I’ve just published a page on Af-Am Magruders Named in Washington DC Slavery Petitions, 1862.
All those enslaved in the District of Columbia were emancipated by the Compensated Emancipation Act of 16 April 1862. Slaves were freed immediately and slave holders had 90 days to file a petition for compensation. Though the 3,100 slaves emancipated comprised less than 1% of enslaved people in the U.S., its ultimate impact was far greater, providing a legal framework and precedent on which the Emancipation Proclamation was modeled.
The website Civil War Washington has transcribed and indexed those petitions, with images of the original documents attached–an outstanding resource for any African-American searching for ancestors in the city. Because both owners and the enslaved frequently moved back and forth across city limits, this source also should be searched for those with Maryland or Virginia roots. Most former slaves left their owners immediately and by 1870 70% of the approximately 3,100 emancipated people had left the city. So even if your family has no known connection to DC, you should take a few minutes and search these petitions.

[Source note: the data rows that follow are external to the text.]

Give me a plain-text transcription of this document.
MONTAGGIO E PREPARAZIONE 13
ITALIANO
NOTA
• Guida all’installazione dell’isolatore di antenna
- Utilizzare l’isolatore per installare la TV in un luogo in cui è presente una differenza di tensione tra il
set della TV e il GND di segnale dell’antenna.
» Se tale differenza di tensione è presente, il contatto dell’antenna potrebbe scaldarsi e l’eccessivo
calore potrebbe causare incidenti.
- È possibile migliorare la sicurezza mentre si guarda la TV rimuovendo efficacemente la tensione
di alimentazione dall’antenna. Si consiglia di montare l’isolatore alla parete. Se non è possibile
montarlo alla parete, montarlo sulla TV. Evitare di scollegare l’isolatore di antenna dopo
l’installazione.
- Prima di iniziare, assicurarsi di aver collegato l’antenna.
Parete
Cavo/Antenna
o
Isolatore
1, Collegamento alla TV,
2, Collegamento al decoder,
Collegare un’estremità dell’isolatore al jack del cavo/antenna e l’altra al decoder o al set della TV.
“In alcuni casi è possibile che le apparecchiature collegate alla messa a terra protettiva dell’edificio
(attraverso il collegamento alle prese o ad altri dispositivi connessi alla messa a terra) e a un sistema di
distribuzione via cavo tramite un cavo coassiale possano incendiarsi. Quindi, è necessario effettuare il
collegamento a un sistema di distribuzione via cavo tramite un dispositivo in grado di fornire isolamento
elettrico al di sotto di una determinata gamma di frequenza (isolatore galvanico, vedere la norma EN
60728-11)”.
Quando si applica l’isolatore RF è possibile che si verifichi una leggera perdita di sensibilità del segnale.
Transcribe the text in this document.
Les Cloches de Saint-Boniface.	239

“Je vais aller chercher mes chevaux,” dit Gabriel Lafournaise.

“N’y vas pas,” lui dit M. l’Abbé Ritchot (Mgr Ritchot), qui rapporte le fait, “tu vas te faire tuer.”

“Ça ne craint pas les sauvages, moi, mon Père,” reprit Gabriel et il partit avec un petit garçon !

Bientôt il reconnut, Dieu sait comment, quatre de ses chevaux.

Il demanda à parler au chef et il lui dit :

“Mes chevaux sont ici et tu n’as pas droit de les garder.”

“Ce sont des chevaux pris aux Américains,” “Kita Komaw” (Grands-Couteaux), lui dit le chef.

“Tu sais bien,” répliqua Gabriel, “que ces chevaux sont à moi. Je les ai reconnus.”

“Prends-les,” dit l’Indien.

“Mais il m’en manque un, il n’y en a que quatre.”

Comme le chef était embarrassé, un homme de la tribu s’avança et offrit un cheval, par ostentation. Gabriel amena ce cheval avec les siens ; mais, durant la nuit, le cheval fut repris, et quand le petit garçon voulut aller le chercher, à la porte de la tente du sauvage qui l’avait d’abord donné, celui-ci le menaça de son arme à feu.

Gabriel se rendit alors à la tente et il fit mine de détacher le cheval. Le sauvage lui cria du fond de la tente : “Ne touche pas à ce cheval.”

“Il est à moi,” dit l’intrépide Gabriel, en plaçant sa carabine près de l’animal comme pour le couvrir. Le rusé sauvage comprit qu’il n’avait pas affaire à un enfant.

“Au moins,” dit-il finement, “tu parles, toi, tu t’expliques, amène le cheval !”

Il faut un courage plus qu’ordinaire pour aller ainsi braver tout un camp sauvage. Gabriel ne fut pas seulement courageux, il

The site is well designed and both quick and easy to use.
As always, the best sources for details about enslaved people are those created at moments when it was in the slave owner’s interest to provide a full name and a full description. In this case, owners had to present their slaves for examination, or, if a person had run away, produce witnesses who could testify to the slave’s condition and value. Petitions provide surnames, physical descriptions, and, in many cases, details about the enslaved person’s skills, living situation, and family members. Petitioners also had to say how and from whom they acquired each person–more priceless detail for genealogists.
More than 150 slave holders failed to file a petition. To receive compensation, each had to swear (among other things) loyalty to the Union; so most of those who failed to file are assumed to have been Southern supporters or known sympathizers. Others were residents of Maryland or Virginia, whose slaves had been living–perhaps hired out, perhaps fugitive–in the District. On 12 June 1862 Congress passed a supplemental act allowing slaves whose owners had failed to petition to file petitions for their own freedom. Each of these supplemental petitions includes the individual’s request for freedom plus the testimony of witnesses who could verify ownership, residence in the District, and other details. These “supplemental petitions” were the first instance in which slaves were allowed to petition and give testimony in a Federal court, another legal precedent with far-reaching consequences.
On my page, I list the African-American Magruders I found named in the petitions, with a few notes on their circumstances and possible connections to other families or individuals.